Why "good practice" can ruin good practice
When I was a graduate student, things were different. I didn't have to fill in many forms -- in fact, I think I just applied for a British Academy grant (as it then was) to work on a PhD in nothing more than "Roman history". I wasn't given a code of practice. If I wanted to learn something (like a new language), I went off and did it; I didn't demand a specially targeted Faculty class in it (Turkish for Roman historians, or whatever).
My supervisor didn't bother me too much (though he did give me a few big kicks towards the end). Whenever I wanted to see him I sent him a note (pre-email) and he would have me round, and I would stay for as long as it took to go over my work or my problems. If I wanted to talk to one of the other senior Faculty members, I would catch them after a seminar or in the library, and we would have coffee or (more often) a drink.
I am sure that this laid back, unregulated system let some students down (we all heard stories/urban myths about PhD students who had not seen their supervisors in 12 months). But it worked wonderfully for me and for many of my friends -- and probably much better than what we now offer to our graduates.
Now, if students want funding, they have to explain what they will discover before they start (the best applications are, as most of us suspect, written by the supervisor). When they arrive on their course, they are given codes of practice up to their ears -- they know how often they should meet their supervisors, they have regular reviews with other members of the Faculty, they have a secondary supervisor (in case their first one isn't good enough), and they even have log books in which they can register their contact with their supervisor (in which I fear a jolly good, intellectually productive, discussion in the pub doesn't quite count -- how wrong is that?).
All these initiatives were, I am sure, very well intentioned. They were intended to make sure that PhD students didn't go for 12 months without seeing their supervisors, or didn't take seven years to finish their theses, or, worse still, didn't fail at the end of the process. But I do wonder if the baby hasn't been thrown out with the bath water. To put it another way, despite (or because of) our good intentions, I suspect that most graduate students now have a worse "learning experience" than we did -- at a time before we knew what a "learning experience" was.
The point is that I am now so busy with supervising, being a secondary supervisor, interviewing applicants for graduate funding, doing first, second and third year reviews -- that I am simply not available any more to meet a graduate student for coffee after half a morning in the library. So I go through the tick box routines, but don't any longer have the time to chill out with a student, doing what I am best at (and what my own teachers were best at) -- which is just talking about the ancient world.
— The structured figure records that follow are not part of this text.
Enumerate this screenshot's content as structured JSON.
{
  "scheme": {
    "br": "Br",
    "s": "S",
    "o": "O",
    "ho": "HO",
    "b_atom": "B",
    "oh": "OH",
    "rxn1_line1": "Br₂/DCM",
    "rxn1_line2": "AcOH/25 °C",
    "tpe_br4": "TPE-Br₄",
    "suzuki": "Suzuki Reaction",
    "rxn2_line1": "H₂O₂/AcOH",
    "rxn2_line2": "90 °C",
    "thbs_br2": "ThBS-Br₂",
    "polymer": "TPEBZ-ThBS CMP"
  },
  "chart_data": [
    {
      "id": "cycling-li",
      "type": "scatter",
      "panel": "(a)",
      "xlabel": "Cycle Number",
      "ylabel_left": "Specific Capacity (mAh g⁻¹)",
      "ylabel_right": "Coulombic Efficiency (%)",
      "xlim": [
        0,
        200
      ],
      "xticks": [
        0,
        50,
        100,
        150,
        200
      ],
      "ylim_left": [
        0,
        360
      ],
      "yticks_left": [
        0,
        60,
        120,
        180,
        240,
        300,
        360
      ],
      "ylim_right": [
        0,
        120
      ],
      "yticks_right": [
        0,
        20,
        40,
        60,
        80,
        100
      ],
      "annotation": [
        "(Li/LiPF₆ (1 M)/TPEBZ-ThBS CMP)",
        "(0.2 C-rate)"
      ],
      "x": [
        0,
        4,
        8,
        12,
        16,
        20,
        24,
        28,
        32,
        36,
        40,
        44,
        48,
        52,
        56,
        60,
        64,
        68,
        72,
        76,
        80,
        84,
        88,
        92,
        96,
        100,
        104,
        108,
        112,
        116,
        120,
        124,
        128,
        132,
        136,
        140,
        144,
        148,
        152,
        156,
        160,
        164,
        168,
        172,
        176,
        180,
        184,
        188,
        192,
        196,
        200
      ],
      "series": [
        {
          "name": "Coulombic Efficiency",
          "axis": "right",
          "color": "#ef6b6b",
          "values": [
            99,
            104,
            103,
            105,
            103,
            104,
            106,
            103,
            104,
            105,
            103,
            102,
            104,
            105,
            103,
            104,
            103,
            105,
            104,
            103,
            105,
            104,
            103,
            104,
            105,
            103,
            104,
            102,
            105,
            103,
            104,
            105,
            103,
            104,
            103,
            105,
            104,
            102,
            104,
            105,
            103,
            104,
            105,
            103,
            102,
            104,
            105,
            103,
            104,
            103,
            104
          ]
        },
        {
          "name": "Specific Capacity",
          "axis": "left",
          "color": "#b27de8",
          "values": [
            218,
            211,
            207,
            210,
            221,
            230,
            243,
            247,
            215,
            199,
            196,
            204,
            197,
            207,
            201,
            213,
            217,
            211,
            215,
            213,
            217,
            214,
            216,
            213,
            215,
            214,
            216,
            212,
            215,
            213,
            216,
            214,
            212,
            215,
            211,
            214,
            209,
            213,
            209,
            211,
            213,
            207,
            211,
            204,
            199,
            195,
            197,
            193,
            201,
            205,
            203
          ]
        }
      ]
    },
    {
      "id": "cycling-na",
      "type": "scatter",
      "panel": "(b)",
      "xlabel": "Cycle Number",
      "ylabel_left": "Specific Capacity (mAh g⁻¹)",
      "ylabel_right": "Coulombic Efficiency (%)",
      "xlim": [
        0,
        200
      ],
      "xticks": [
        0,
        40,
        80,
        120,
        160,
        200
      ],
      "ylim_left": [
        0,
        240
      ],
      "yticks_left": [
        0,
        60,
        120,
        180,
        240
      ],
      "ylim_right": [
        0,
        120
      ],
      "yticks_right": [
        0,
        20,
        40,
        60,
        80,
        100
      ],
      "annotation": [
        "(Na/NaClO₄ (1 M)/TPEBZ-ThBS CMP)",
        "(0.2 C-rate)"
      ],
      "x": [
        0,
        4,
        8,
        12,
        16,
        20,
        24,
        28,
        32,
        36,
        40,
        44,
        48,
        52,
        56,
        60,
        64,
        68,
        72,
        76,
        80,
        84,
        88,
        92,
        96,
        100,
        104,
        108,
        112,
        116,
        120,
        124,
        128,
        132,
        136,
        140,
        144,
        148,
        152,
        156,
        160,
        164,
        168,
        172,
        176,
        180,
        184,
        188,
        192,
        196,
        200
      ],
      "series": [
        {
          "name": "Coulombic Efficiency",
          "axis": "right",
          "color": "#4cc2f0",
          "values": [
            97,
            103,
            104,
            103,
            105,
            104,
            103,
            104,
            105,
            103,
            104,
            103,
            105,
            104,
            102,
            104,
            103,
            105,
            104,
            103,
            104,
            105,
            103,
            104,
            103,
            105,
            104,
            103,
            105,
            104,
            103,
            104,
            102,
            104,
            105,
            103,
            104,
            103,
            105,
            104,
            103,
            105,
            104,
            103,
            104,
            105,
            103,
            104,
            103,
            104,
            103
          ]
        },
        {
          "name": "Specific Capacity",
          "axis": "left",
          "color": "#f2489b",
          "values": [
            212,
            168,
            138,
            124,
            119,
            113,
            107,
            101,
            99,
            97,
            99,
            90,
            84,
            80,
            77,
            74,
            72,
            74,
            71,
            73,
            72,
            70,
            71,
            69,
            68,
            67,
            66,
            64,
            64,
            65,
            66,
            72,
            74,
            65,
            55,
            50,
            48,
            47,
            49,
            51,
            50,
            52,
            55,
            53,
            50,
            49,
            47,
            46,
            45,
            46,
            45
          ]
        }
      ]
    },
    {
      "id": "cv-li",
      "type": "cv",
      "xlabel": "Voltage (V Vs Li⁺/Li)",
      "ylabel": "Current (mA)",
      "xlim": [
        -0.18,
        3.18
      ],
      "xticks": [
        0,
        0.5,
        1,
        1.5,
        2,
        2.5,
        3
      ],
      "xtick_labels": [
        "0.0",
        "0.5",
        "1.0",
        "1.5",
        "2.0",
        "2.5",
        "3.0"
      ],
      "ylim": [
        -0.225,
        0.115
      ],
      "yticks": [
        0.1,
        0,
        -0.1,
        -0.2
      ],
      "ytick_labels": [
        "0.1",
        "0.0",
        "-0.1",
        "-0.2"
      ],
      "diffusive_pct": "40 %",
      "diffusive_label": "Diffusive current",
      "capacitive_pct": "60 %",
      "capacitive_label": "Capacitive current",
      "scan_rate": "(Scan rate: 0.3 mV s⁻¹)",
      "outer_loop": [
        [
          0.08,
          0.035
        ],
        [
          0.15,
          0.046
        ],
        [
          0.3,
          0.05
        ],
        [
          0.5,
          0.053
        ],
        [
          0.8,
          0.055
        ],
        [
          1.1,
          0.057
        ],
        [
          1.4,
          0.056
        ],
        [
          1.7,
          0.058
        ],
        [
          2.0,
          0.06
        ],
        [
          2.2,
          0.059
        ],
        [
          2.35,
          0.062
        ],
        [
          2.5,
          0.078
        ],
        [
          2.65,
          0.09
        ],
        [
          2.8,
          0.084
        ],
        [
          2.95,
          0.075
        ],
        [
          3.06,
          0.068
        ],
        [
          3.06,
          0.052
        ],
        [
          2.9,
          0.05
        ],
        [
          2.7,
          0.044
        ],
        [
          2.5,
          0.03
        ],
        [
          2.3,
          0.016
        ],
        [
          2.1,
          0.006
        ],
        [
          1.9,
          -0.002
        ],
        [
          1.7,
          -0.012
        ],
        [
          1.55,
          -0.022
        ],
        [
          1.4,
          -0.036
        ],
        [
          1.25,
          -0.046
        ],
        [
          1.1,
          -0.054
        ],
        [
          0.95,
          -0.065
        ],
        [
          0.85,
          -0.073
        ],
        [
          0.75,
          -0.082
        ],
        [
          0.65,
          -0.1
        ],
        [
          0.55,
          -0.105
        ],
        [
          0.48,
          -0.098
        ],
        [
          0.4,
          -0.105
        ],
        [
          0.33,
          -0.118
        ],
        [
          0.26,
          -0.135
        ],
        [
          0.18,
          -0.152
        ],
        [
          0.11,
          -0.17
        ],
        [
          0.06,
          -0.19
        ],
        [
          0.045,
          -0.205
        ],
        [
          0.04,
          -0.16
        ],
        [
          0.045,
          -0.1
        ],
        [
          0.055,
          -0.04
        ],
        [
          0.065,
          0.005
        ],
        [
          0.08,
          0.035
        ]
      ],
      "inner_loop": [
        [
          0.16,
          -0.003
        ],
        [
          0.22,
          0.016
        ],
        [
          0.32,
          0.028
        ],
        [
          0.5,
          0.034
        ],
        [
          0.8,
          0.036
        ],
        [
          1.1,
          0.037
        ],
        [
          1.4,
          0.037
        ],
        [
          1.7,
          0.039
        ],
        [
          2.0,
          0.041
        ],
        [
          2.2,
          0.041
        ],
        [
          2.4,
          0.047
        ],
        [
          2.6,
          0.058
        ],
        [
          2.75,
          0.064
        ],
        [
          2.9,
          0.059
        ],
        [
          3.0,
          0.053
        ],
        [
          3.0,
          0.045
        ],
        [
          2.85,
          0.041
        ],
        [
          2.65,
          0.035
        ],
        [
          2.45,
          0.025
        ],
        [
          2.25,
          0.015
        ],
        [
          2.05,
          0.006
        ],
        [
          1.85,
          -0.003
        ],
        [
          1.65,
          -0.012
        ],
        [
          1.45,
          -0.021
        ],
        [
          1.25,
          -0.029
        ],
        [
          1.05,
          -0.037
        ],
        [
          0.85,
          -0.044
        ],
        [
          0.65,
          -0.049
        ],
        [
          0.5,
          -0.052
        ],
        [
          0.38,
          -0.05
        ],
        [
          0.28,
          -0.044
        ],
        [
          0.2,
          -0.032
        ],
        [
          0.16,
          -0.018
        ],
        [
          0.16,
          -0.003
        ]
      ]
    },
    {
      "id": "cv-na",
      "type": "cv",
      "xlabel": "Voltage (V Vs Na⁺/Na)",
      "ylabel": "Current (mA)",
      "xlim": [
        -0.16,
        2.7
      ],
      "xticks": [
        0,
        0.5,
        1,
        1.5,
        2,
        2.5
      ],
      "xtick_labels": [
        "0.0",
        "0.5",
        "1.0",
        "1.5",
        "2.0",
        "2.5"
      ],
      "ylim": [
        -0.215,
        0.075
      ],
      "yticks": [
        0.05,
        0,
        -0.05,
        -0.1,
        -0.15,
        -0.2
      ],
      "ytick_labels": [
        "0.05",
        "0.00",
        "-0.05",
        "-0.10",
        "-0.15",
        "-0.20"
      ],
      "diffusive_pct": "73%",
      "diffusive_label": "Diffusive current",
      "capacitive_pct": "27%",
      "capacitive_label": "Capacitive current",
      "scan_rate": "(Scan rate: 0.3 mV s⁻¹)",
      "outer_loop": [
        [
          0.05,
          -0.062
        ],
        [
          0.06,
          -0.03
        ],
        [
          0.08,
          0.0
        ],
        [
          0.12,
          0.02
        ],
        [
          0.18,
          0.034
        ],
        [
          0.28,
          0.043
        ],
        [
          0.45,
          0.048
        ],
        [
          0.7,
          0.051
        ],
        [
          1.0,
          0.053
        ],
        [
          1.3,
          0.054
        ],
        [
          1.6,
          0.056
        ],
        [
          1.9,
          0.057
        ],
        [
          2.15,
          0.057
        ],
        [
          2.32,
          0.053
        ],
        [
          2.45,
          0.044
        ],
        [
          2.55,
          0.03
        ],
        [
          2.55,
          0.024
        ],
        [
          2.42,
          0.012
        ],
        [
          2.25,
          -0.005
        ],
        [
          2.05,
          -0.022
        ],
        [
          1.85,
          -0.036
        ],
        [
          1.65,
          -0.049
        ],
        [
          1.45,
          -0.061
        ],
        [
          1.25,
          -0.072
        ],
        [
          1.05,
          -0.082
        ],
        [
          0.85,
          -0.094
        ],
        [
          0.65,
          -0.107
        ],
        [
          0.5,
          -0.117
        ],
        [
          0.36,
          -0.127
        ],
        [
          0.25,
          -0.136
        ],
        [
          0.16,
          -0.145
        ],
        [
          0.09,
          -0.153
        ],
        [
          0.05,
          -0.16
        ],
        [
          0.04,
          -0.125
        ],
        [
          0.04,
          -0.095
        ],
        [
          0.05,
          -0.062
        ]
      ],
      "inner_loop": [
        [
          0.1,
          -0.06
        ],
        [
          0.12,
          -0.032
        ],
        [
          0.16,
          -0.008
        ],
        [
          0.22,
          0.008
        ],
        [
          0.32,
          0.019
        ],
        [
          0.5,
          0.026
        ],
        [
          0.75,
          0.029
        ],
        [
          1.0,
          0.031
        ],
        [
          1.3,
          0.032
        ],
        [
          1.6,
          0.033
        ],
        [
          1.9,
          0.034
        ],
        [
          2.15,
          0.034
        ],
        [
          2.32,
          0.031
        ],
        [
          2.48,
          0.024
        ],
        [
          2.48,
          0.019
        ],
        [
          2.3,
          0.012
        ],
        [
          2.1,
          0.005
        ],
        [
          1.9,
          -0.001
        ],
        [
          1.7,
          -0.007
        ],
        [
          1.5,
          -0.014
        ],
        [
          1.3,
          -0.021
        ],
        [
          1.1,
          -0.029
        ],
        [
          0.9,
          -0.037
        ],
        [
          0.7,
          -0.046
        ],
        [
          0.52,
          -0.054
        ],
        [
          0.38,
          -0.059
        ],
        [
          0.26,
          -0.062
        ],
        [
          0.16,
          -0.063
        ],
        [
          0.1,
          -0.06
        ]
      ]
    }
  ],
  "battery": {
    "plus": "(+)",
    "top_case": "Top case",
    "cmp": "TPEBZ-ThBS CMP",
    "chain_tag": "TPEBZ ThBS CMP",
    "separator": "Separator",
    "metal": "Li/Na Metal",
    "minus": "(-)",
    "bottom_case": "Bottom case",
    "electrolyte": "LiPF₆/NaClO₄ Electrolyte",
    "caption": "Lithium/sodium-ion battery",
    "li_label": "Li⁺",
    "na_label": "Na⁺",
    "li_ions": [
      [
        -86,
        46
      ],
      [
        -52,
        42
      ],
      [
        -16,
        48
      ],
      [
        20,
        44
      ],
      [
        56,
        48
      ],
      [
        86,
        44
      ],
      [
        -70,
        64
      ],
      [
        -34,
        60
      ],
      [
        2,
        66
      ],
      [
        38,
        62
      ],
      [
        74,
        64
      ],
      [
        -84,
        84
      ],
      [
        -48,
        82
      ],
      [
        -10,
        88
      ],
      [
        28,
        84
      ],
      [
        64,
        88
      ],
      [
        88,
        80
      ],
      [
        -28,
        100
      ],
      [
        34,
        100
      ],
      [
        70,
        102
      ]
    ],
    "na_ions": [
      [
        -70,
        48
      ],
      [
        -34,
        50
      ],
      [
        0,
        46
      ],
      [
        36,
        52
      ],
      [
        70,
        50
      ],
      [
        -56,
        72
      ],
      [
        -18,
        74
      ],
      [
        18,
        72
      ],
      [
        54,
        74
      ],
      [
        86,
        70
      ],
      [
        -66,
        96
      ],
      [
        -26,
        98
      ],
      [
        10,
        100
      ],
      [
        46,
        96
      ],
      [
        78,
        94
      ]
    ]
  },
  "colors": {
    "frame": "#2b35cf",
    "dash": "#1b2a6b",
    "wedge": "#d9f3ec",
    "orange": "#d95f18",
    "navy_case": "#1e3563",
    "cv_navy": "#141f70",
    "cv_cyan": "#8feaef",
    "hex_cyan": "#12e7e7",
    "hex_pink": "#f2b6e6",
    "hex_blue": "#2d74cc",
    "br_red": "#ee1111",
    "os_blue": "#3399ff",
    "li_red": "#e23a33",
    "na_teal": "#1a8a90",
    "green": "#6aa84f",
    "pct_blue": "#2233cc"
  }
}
And it isn't only a question of graduate students. Similar changes have happened in my relations with my colleagues and my undergraduates. When I started my lectureship at Cambridge (in 1984) we used often to go to each others lectures. It wasn't to rate them, but to learn -- yet of course if you were just starting out it was really useful to talk to your older colleagues about what you (or they ) had said. That useful practice has stopped, because we are all too busy going to the lectures of those we are officially 'mentoring' (tip-toeing around all the awkward issues, not wanting to come to a lecture if the lecturer might not be entirely happy, and then having an embarrassing and almost worthless feedback session). And we hardly ever have time to read each others' work, which was always one of the best things, the intellectual advantages, of being in Cambridge.
As for the undergraduates, I remember that when I was a student, supervisions went on as long as there was something interesting to say. That was the case too when I started teaching at Cambridge. Now I only rarely have a supervision that lasts more than an hour and a quarter. Why? Because my time is taken up promoting "good practice"and transparency. So now our students have access to all kinds of (true but unhelpful) documents on what kind of transferable skills they may gain from a Classics degree, or what distinguishes a first class degree from a 2.1. But they have less of my time, because I am writing this stuff, as well as being a supervisor, secondary supervisor, mentor, appraiser. whatever . . .You can get a flavour here.
One day, I hope, someone will look back on the way we spend all our time on process and paper trails (rather than doing the job and changing people's minds) and they will wonder where, when or why we forgot what we were really about.